According to PhD student and Just Stop Oil activist Alex de Koning, orange is used because it is  “a bright colour” and “a symbol of hope”, which only goes to show how context matters. As it happens, the influential right-wing think tank Policy Exchange agrees with him on this, at least as far as using orange as a thematic colour for their logo and publications. But that’s where agreement ends. 
Policy Exchange (PE), like many of the nearby Tufton Street crew and the Tory party itself, not only receives oil industry funding but also promotes fossil fuel interests in a number of ways. As Peter Geoghegan of reveals, PM Rishi Sunak recently commended PE for helping to draft legislation designed to curb the tactics of Just Stop Oil and other climate activist groups, now described as a “crackdown” on “extremists”.

Sunak once worked for PE which has received substantial funding from US-based climate denial foundations. Perhaps this explains why Sunak is “uninterested in climate change”, in the words of Zak Goldsmith who resigned from the Westminster government at the end of June. 

When Just Stop Oil heard about PE’s authorship of anti-protest legislation, they responded by giving Policy Exchange the orange paint treatment last week.
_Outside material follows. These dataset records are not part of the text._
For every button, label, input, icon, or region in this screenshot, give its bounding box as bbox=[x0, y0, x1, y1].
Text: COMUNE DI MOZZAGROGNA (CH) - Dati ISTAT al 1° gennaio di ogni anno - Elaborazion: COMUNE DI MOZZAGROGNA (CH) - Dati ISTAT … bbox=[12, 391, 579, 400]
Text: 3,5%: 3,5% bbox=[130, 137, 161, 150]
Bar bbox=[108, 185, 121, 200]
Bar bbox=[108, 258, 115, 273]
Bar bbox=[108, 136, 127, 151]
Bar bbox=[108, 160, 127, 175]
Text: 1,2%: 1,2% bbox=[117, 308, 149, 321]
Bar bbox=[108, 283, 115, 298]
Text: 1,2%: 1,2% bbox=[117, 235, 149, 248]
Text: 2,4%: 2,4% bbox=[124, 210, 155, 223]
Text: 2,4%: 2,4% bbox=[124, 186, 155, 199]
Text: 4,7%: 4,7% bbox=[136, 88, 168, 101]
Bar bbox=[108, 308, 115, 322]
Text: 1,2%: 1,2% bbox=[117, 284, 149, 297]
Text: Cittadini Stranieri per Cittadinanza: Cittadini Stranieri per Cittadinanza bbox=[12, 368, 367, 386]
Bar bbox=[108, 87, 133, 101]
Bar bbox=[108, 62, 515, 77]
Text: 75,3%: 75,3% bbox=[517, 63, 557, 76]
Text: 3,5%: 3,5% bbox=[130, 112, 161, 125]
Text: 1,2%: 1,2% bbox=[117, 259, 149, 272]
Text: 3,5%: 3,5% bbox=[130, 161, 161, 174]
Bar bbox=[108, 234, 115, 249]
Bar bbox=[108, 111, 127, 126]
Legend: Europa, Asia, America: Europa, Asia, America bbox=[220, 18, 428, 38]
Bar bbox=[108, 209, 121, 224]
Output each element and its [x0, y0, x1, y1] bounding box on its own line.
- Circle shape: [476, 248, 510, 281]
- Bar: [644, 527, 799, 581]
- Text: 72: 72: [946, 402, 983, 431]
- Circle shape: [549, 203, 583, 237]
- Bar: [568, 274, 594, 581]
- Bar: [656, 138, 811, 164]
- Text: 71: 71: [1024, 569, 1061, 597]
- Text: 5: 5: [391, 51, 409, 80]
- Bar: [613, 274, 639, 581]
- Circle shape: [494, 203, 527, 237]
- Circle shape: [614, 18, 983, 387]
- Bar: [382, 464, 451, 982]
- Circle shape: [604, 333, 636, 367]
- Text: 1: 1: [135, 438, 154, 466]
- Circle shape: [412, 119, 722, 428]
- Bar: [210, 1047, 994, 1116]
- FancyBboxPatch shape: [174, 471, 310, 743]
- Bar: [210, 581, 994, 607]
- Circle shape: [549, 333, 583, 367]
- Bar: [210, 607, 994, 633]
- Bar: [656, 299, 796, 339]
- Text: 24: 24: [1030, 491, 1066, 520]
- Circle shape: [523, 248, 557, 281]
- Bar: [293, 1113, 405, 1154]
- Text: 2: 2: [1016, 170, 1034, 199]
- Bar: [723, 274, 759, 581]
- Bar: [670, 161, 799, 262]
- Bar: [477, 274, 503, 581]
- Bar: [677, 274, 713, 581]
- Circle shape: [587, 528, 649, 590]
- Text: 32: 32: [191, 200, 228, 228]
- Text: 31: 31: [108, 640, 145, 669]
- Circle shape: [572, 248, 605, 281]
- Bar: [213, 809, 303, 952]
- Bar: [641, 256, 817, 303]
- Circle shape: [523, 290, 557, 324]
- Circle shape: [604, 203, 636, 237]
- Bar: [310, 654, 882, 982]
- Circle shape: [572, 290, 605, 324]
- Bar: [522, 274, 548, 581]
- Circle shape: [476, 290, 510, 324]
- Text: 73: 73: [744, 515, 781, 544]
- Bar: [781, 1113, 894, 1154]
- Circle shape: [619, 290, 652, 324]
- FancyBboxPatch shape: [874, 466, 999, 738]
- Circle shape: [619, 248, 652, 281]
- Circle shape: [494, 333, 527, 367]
Activists had already sprayed Tufton Street in October last year. 

The genius guiding Britain through the climate crisis at the moment is Grant Shapps, SoS for Energy Security and Net Zero. Shapps has now written to the Labour party, which he refers to as “the political wing of Just Stop Oil” – you can see where this is going – asking them to pay for cleaning up the orange mess.

Just Stop Oil could have chosen green paint for the Policy Exchange make over. This would be appropriate because of PE’s role in engineering a last minute amendment to the Northern Ireland Troubles (Legacy and Reconciliation) Bill, otherwise known as the “bill of shame”.  The latest shenanigans stem from Gerry Adams successfully persuading the Supreme Court in 2020 that he was wrongfully convicted for escaping from detention/internment all those years ago because his initial detention was unlawful – the Secretary of State had not considered the detention personally and had not signed the actual detention order. 

The implication of the Supreme Court’s ruling was that Gerry Adams and many others in the same position could now claim compensation for a miscarriage of justice and wrongful imprisonment. But the very idea of compensating people for being detained without charge or trial stuck in the throat of some, so within days, lobbyists at PE published a pamphlet arguing that “the Supreme Court’s judgment was clearly wrong” and that the law had to be changed. Lately, they came up with a few clauses to amend the 1972 legislation (Detention of Terrorists (Northern Ireland) Order) with retrospective effect, thereby closing down the possibility of compensation claims. These amendments to the Legacy Bill were taken up by the government and passed by the House of Lords on 5 July. The Bill is expected to become law in early September.  

Facing up to the climate emergency is not easy politically or personally, but it is both urgent and unavoidable. There are well organised and funded lobby groups who constantly muddy the waters of popular debate and understanding as they do the bidding of the fossil fuel companies, and their tentacles spread across many policy areas. So beware. Climate justice needs to be urgently pursued and pursued on the basis of economic justice, within countries and between the north and south of the globe.